Saturday, August 10, 2019


The Pothole



Earlier this summer, our family traveled to Orlando.  I had a week long conference and my family had a need for some time poolside.  There is nothing like Orlando in the Summer.  Actually…perhaps there is…Orlando in the summer is like going for a walk on the sun, while having boiling water dumped over your head.  It’s so hot!…but at least it’s a wet heat.

After my conference meetings were finished, we decided to spend a day searching for Mickey Mouse…we didn’t find him…we even spent an hour in line at Space Mountain and saw no sign of him.  The next day, we decided to give up on Mickey and drive to the Atlantic coast.  I had been to Cocoa beach twice before, once with a group of 16 teenagers and once with just my wife and I.  It was a place that we wanted to share with our children. 

We arrived at the beach and found a FREE place to park (thanks to my especially frugal spouse).  We walked down to the magnificent expanse of the Atlantic horizon.  The hot salty air was already causing the sand to stick to our feet, ankles, knees, neck, shoulders, earlobes, eye lashes, nostrils, fingernails, and teeth.  The kids helped us throw everything on the beach in wad so as to help ensure our enjoyment of sandy infiltrations would continue for the next week or more.  It was all quite wonderful. 

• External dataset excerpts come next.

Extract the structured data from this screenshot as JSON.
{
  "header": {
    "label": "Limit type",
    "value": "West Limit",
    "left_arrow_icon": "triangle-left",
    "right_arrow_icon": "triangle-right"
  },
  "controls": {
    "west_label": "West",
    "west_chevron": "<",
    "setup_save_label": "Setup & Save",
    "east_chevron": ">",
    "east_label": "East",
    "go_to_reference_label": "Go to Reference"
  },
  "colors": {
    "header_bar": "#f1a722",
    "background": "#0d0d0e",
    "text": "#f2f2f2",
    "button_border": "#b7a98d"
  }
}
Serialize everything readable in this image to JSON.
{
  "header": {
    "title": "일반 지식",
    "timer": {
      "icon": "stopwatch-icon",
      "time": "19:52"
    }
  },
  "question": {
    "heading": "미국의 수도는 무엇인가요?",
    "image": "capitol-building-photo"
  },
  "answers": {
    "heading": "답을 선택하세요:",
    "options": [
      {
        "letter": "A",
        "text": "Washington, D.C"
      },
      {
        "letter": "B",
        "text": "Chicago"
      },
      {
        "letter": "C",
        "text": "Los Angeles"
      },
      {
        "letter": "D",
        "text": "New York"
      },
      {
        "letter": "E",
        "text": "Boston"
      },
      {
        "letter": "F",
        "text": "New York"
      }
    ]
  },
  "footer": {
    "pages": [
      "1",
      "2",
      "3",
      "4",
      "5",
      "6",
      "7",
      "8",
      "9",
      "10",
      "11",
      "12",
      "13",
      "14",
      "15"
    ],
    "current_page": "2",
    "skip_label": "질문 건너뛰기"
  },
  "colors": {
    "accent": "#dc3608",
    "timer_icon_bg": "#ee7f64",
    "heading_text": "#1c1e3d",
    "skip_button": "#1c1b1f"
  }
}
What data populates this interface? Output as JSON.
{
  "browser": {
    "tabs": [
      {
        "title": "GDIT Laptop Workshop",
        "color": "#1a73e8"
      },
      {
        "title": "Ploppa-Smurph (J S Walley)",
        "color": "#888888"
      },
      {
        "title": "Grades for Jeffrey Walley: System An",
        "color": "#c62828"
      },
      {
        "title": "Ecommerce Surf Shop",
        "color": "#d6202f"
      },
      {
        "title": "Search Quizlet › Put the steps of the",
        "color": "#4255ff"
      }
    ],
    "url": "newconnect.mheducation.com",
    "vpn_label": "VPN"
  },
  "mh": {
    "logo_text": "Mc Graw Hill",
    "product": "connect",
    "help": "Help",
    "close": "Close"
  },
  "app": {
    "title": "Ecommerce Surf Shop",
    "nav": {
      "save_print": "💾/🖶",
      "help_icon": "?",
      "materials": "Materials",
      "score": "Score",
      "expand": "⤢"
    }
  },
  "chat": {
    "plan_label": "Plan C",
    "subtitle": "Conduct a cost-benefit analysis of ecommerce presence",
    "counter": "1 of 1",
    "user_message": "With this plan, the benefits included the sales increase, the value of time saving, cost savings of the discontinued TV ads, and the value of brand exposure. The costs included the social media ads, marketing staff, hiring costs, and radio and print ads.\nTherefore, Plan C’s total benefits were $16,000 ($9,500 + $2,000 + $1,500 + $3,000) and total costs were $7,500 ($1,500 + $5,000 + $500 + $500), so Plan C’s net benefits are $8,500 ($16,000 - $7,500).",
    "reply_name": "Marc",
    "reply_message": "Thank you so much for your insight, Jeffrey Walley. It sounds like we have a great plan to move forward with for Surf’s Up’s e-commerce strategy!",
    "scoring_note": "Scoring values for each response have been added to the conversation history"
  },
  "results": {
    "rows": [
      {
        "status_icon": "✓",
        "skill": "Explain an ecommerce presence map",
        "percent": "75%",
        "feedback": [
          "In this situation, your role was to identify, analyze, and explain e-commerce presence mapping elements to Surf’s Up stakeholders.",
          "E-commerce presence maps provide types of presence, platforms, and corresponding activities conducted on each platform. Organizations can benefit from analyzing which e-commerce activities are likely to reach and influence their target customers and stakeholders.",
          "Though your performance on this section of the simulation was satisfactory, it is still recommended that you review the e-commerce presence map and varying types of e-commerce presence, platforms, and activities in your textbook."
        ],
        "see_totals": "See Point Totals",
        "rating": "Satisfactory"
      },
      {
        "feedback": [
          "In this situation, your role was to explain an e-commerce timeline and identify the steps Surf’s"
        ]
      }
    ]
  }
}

My son was blessed with an epiphany of an idea.  He began to dig a hole in the sand…about 20 feet into the ocean, where his feet were covered by 6 inches of water.  He dug…and he dug…and he dug…until he had generated a hole as deep as his mid thighs.  It was a deep hole…entirely covered by the surface of the ocean.  Totally invisible…totally deep…and totally dangerous.  Once his hole was complete…he invited his sisters to come and check it out.  “Hannah! Come here quick!”
Then he watched as his unsuspecting sister walked along the shallow water until she fell into his newly created pothole.  “Ughhh…gurgle gurgle gurgle…Isaac, that wasn’t very nice…you didn’t tell me you dug a pothole.”

“Because, then you wouldn’t have ‘fallen’ for it!”

Pothole

It is a funny word.

It kind of makes you wonder where it originated from.  I think that the natural conclusion would be that some 1960’s hippie cut a hole in his bedroom wall to hide his drug paraphernalia from his mom...as if the smoke didn’t give him away.

It is more likely that the word comes from ancient roads that were often packed with clay.  It is said that nearby pottery workers would go and remove big wads of clay from the roads, thus leaving a hole…caused by a potter...a “pothole.” True?...Maybe?

In either case there is a fabulous story in the book of Jeremiah.  In Chapter 18, God says to Jeremiah, "Go down to the Potter’s house I want to show you something.”  When Jeremiah goes and sees what the potter is doing…how he is working the clay…shaping it…molding it…creating it, God says something like, "Jeremiah…Can I not do to you…and to Israel…what this potter is doing to the clay?  The Potter decides what to make.  The Potter decides what each pot is going to be…NOT THE POT...Likewise…I get to decide what you will be Jeremiah…I get to decide how I have created you…and I get to decide what purpose that you are to serve.” 

We often find ourselves uncomfortable with this line of thinking.  After all, no one has the right to tell me who I am but me…right?

Wrong.

There is actually only one person who ever has had the right to decide what it is that has been created…and that is the Creator.

Know this however.  You have been created…by a creator…for a purpose.  That purpose is His choosing, and not our own.  But…It is a GOOD purpose. 

Let the Creator shape you…not as you WANT…but rather…submit to Him and allow Him to transform you into what HE wants.

I am still being shaped.  I can tell, because I feel his hands pushing and pulling and trimming.  Sometimes I don’t like it.  But I am learning to trust Him to do that which only he can do…to transform my heart of stone…into a heart of flesh.

Lord…may I be clay in Your hands…and if You would…help me to not step into any potholes.